L’étape est partie sur des bases élevés, cinq coureurs prenant immédiatement les devants. Cinq très gros rouleurs, le Néerlandais Terpstra (Quick Step Floors), les Australiens Hayman et Durbridge (Mitchelton-Scott), le Belge Van Keirsbulck (Wanty-Groupe Gobert) et le pistard français Boudat (Direct Energie).

Fâchées d’avoir manqué ce coup, plusieurs équipes n’ont cessé de relancer mais les coureurs de l’équipe Groupama-FDJ étaient là, dans un travail défensif parfait qui a fini par lasser les contre-attaquants. Après 25 kilomètres, le peloton s’est relevé et Tobias Ludvigsson a pu se placer en tête pour engager la poursuite.

Un savoir-faire admirable de l’équipe.

L’écart n’a jamais atteint trois minutes et les hommes de tête ont été repris au sommet de la côte d’Anos à 18 kilomètres de l’arrivée où un petit groupe s’est détaché avec quatre équipiers d’Arnaud Démare pour réprimer cette tentative. Alors David Gaudu, Arthur Vichot et Rudy Molard se sont placés en tête de peloton jusqu’aux portes de Pau. Olivier Le Gac y a très bien placé ses équipiers avant que la nervosité ne s’installe, que de nombreuses vagues n’aient lieu. A 4 kilomètres de l’arrivée, Arnaud, Ramon Sinkeldam et Jacopo Guarnieri ont reculé aux alentours de la vingtième place sans pour autant perdre leur sang-froid. Comme si rien, cette fois, ne pouvait les contrarier. Ultime effort de Ramon pour placer Jacopo et Arnaud à 2 kilomètres de l’arrivée et alors le talent de Jacopo a fait le reste, dans un feeling parfait. Dans un savoir-faire admirable.

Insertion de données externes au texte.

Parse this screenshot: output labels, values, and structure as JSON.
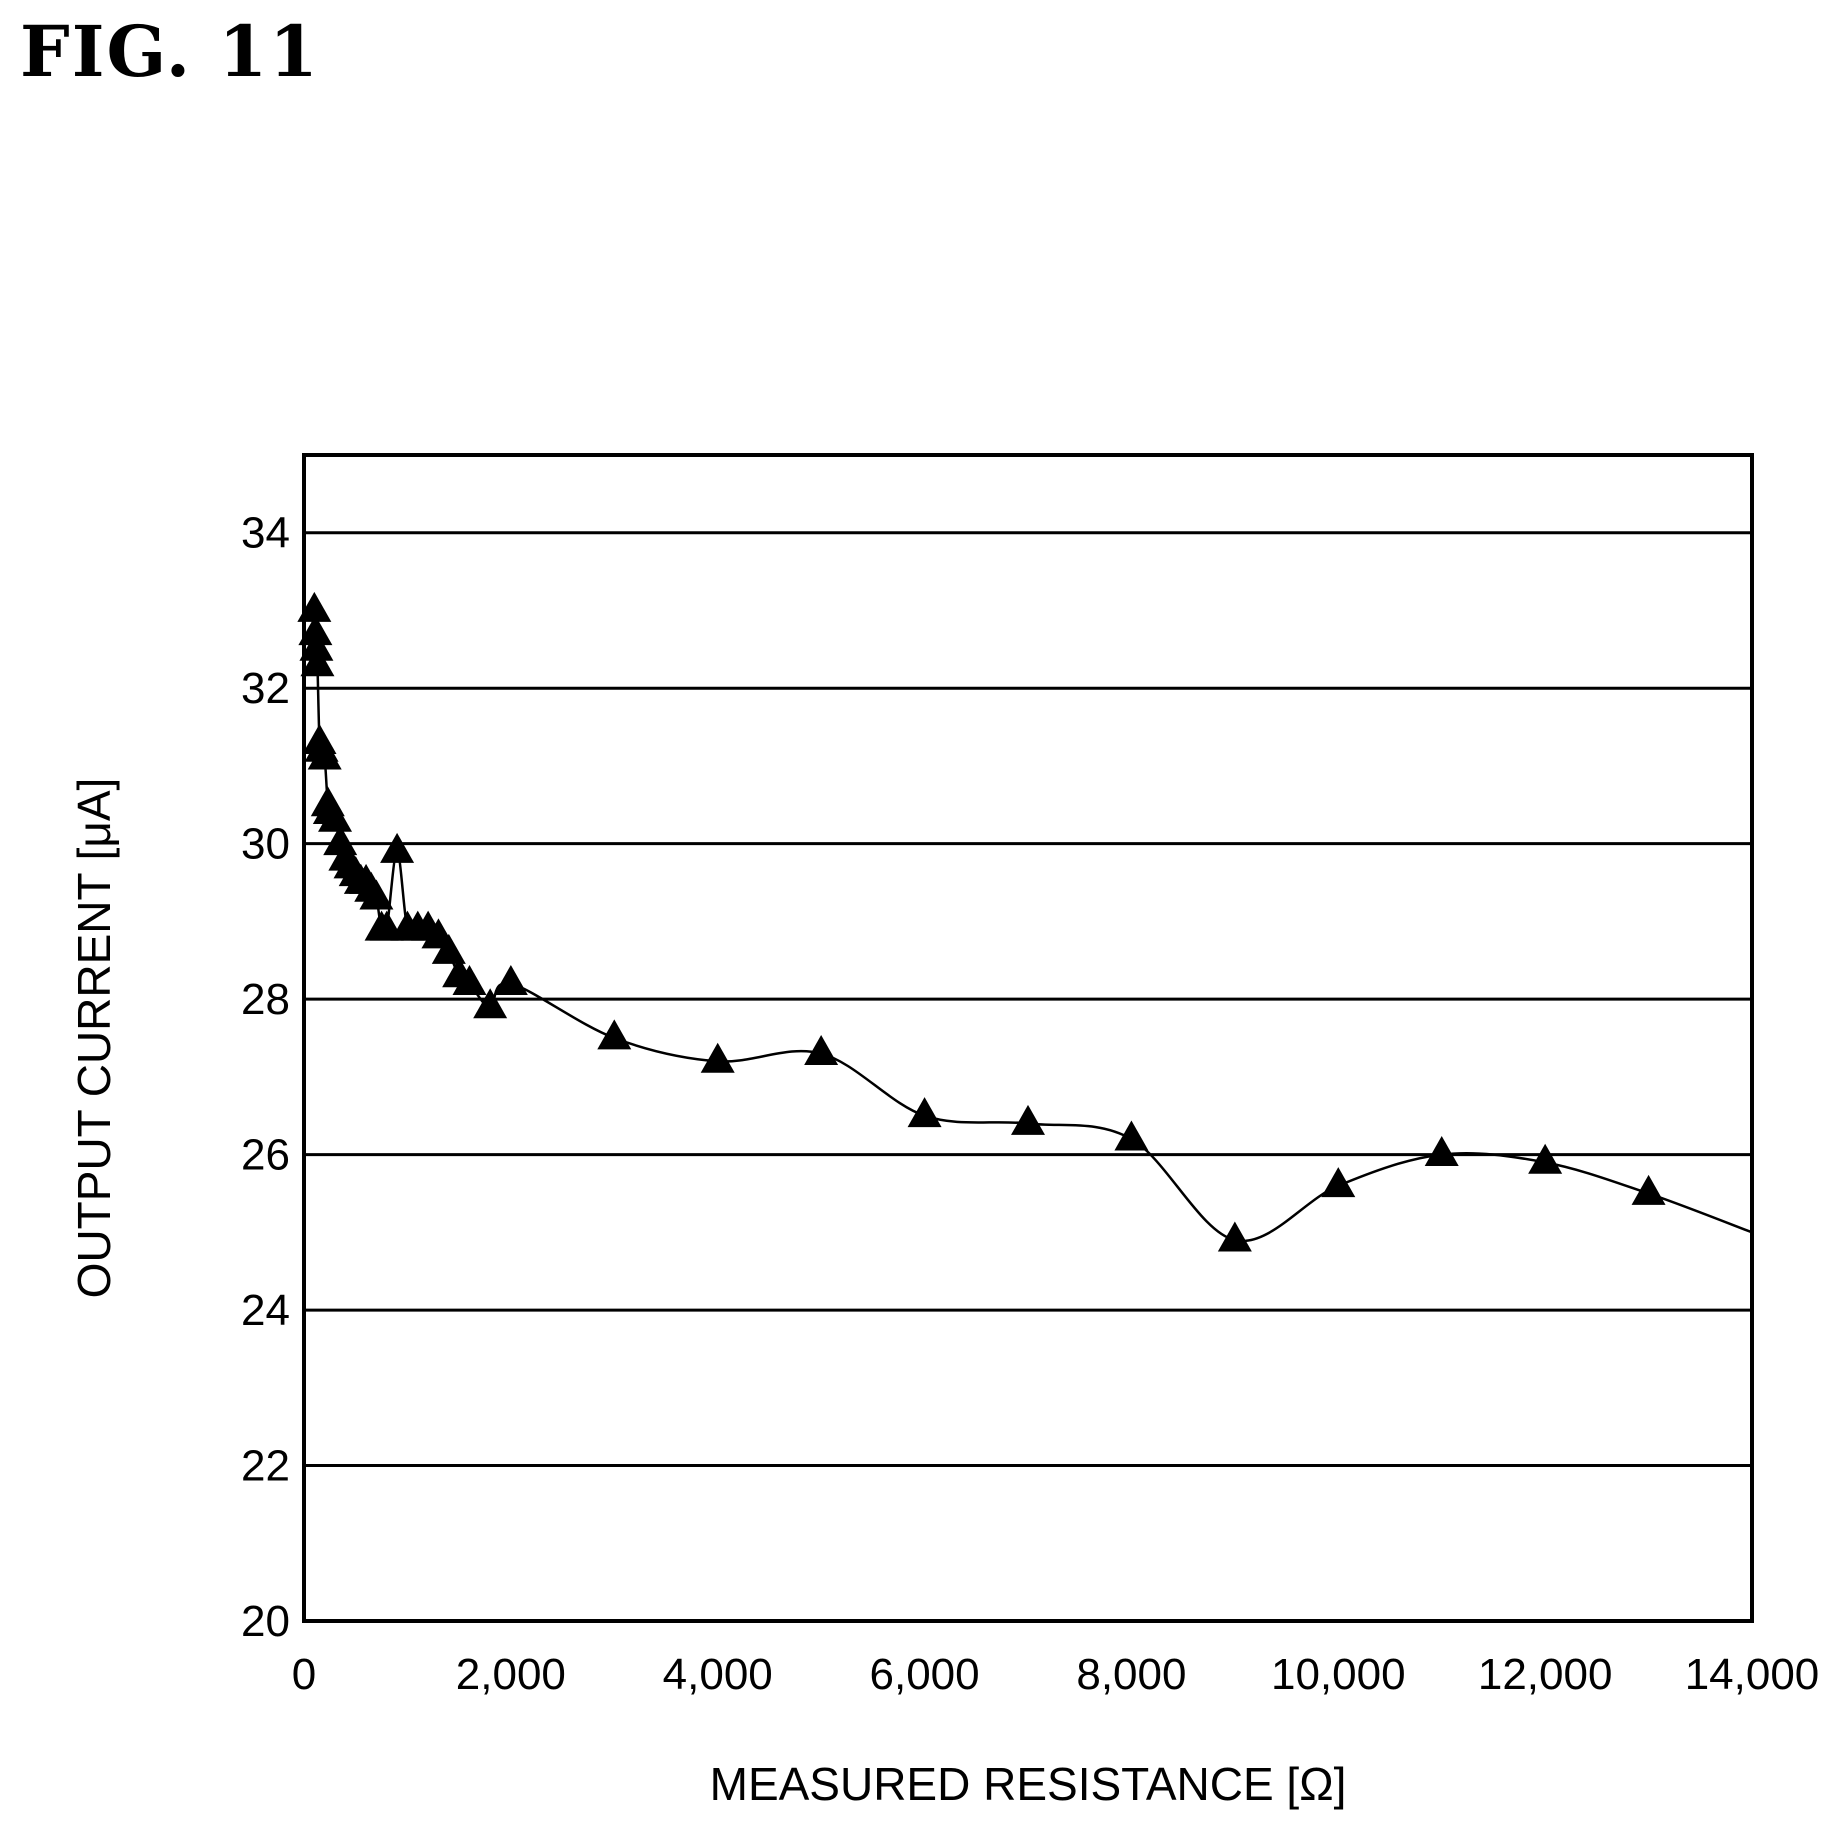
{
  "figure_label": "FIG. 11",
  "chart_data": {
    "type": "line",
    "xlabel": "MEASURED RESISTANCE [Ω]",
    "ylabel": "OUTPUT CURRENT [μA]",
    "xlim": [
      0,
      14000
    ],
    "ylim": [
      20,
      35
    ],
    "x_ticks": [
      0,
      2000,
      4000,
      6000,
      8000,
      10000,
      12000,
      14000
    ],
    "x_tick_labels": [
      "0",
      "2,000",
      "4,000",
      "6,000",
      "8,000",
      "10,000",
      "12,000",
      "14,000"
    ],
    "y_ticks": [
      20,
      22,
      24,
      26,
      28,
      30,
      32,
      34
    ],
    "y_tick_labels": [
      "20",
      "22",
      "24",
      "26",
      "28",
      "30",
      "32",
      "34"
    ],
    "grid": "horizontal",
    "marker": "triangle",
    "series": [
      {
        "x": [
          100,
          110,
          120,
          130,
          150,
          170,
          200,
          230,
          250,
          300,
          350,
          400,
          450,
          500,
          550,
          600,
          650,
          700,
          750,
          800,
          900,
          1000,
          1100,
          1200,
          1300,
          1400,
          1500,
          1600,
          1800,
          2000,
          3000,
          4000,
          5000,
          6000,
          7000,
          8000,
          9000,
          10000,
          11000,
          12000,
          13000
        ],
        "y": [
          33.0,
          32.7,
          32.5,
          32.3,
          31.3,
          31.2,
          31.1,
          30.5,
          30.4,
          30.3,
          30.0,
          29.8,
          29.7,
          29.6,
          29.5,
          29.5,
          29.4,
          29.3,
          28.9,
          28.9,
          29.9,
          28.9,
          28.9,
          28.9,
          28.8,
          28.6,
          28.3,
          28.2,
          27.9,
          28.2,
          27.5,
          27.2,
          27.3,
          26.5,
          26.4,
          26.2,
          24.9,
          25.6,
          26.0,
          25.9,
          25.5
        ]
      }
    ],
    "line_end": {
      "x": 14000,
      "y": 25.0
    }
  }
}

A 500 mètres de la ligne d’arrivée, Jacopo a produit son effort pour lancer Arnaud sous le panneau des 200 mètres. Rien, cette fois, ne pouvait empêcher le leader de l’équipe Groupama-FDJ de lever les bras et de rappeler quelques chiffres :

Première victoire de Groupama dans le Tour, deuxième succès d’Arnaud dans la Grande Boucle, vingtième gagne pour son équipe cette saison, cinquantième victoire pour le sprinteur picard depuis le début de sa carrière.

Alors Arnaud pouvait exulter, prendre à tour de rôle dans ses bras ceux parvenant à se frayer un chemin jusqu’à lui, Jacopo Guarnieri, Rudy Molard, David Gaudu, Tobias Ludvigsson et Olivier Le Gac. Dans un témoignage éloquent de la force collective de cette équipe.

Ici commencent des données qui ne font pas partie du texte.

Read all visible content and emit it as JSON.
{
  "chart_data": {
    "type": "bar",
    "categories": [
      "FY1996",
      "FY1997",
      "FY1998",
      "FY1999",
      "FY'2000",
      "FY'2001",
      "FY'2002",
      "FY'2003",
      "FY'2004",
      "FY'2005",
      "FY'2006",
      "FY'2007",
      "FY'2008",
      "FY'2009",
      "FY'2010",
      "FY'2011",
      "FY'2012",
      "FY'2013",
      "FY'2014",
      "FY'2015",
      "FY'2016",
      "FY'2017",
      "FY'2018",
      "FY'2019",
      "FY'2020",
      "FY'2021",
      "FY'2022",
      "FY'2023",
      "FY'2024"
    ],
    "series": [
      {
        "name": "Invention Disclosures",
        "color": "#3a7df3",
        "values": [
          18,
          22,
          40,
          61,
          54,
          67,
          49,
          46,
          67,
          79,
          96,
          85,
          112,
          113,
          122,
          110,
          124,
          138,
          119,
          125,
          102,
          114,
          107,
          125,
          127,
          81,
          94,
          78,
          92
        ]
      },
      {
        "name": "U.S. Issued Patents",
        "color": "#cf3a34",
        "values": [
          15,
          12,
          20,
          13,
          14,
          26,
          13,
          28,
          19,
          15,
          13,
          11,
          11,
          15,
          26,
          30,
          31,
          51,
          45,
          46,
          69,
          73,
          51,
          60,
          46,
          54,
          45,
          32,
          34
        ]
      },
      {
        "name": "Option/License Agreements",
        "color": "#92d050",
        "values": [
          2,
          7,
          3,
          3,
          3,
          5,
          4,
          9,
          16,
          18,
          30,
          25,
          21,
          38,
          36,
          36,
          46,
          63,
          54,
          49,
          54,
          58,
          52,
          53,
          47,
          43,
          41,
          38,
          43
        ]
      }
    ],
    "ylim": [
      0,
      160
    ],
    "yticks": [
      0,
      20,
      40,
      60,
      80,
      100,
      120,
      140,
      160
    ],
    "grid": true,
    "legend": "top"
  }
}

« Aujourd’hui, il y avait de la rage, de l’envie, du collectif. » M.Madiot

« Celle-là, on a été la chercher, disait Marc Madiot. Je suis content du boulot de toute l’équipe. Depuis le kilomètre 0 jusqu’à 250 mètres de la ligne d’arrivée, les gars ont tout maîtrisé. Aujourd’hui, il y avait de la rage, de l’envie, du collectif. Il y avait tout. C’est une belle récompense. Le Tour n’a pas été évident, il y a eu des chutes, la montagne a été difficile mais on n’a rien lâché. Ce matin, dans le bus, les mecs voulaient tous travailler pour lui, de David Gaudu à Arthur Vichot, tout le monde voulait oeuvrer pour cette victoire. Je suis très heureux pour Arnaud mais tout autant pour ses 7 équipiers et pour tout le staff. Cette victoire est la concrétisation d’un travail, année après année. L’an dernier Arnaud avait fini hors délais avec ses copains, on s’était fait chambrer ce qui était normal mais on voulait absolument aller chercher quelque chose cette année. C’est fait !  »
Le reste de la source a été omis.